One was a dentist and the other had something to do with Samurdhi
or something. Ha, ha, ha.You know what the dentist minister said.
He spoke about our Aiyyar and IRA.
Those IRA fellows
must be laughing no. There is nothing called New IRA. It is Real
IRA. Silly fellow".
"So what
do you expect. Just because ministers and MPs travel to England
and Ireland, they know everything? Now get the tapes done and send
them to RAW."
At the same
time in a government-owned house in Colombo, several ministers,
deputy ministers, ministers with portfolios, ministers without jobs
and other sundry wielders of political power were gathered.
"So what
do you want me to do," asked the foreign minister.
"To begin
at the beginning (which you will agree is a good way for a politician
to start) why is the American Ambassador snapping his fingers only
at Milinda. This is thoroughly unfair and makes us less important
than Milinda. Moreover to embarrass us he mentions this publicly".
"That
is not all," butted in an academic type, " He tells the
world he does not even reason why but responds immediately to the
summons from the super power ambassador. That makes people believe
that the rest of us think before we answer a call. That is unfair
by all of us. We don't think either".
" We must
have equal responsibility and importance," added a legal type.
"I suggest
that we be assigned an ambassador each and they be told that if
they want us to jump they must be prepared to snap their fingers."
"The American
Ambassador's must be worn out like hell," cracked a wag that
showed that ministers are not entirely humourless.
"But there
aren't enough ambassadors here to cover the entire Cabinet and other
ministers," protested the foreign minister.
"That
is simple, open more embassies," said a practical type.
"How will
that help," asked the foreign minister not quite quick on the
uptake.
" Why,
then those countries will reciprocate and open missions here."
The foreign
minister suddenly saw the wisdom of the whole scheme, especially
opening more Sri Lankan missions abroad.
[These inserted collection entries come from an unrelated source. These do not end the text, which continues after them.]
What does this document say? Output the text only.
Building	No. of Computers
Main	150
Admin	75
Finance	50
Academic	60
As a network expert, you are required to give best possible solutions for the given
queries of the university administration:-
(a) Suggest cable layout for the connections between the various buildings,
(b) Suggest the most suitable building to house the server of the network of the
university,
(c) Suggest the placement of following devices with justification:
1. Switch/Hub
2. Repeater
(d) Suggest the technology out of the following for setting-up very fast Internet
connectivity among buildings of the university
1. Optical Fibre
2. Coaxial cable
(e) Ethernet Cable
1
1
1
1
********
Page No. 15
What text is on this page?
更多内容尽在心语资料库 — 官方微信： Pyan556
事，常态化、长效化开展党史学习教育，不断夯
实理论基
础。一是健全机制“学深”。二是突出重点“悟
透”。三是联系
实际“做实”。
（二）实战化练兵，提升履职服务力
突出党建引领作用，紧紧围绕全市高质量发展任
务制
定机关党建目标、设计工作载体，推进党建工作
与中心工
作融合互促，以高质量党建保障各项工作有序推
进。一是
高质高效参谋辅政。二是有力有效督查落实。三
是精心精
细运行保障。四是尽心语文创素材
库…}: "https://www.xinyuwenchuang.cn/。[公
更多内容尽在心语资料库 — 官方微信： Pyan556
So it came to pass that
on an appointed day in the year of our lord only knows when, a weighty
policy speech was to be made in that august assembly where affairs
of state- not to mention affairs of other kinds- are discussed,
dissected and debated. The intellectual weight exerted on the floor
of the chamber by the combined efforts of the professori, Moragoda
and company was too much for the house that Bawa designed and the
whole complex came crashing down and even blocked the Diyawanna
Oya.
Then it came
to pass that at the beginning of a new millennium like this, a couple
of intellectual scavengers, sometimes known as archaeologists, were
digging around Diyawanna Oya when they discovered whatever remained
of that talking shop. Among the artefacts was an undelivered speech
by one Moragoda, George W. Bushesque in style and substance.
Having examined
the document with microscopic care, epigraphists and other experts
came to the conclusion that the name of its author was not Moragoda
but more likely to be Molagoda, given its brainy contents. Archaeologists
working on sites round Kilinochchi also discovered some tapes marked
"Important Thoughts of Moragoda". No copies of it were
ever found elsewhere (of course they didn't try the Library of Congress).
This inevitably
led those in the North, still in search of their Eelam, to claim
this was adequate proof that Sri Lanka was ruled from Kilinochchi.
As further proof they produced contemporary newspaper reports of
the destruction at Diyawanna.
National mourning,
they said, was virtually absent. Where there were desultory expressions
of regret, it was purely at the millions wasted in the original
construction of an opulent structure.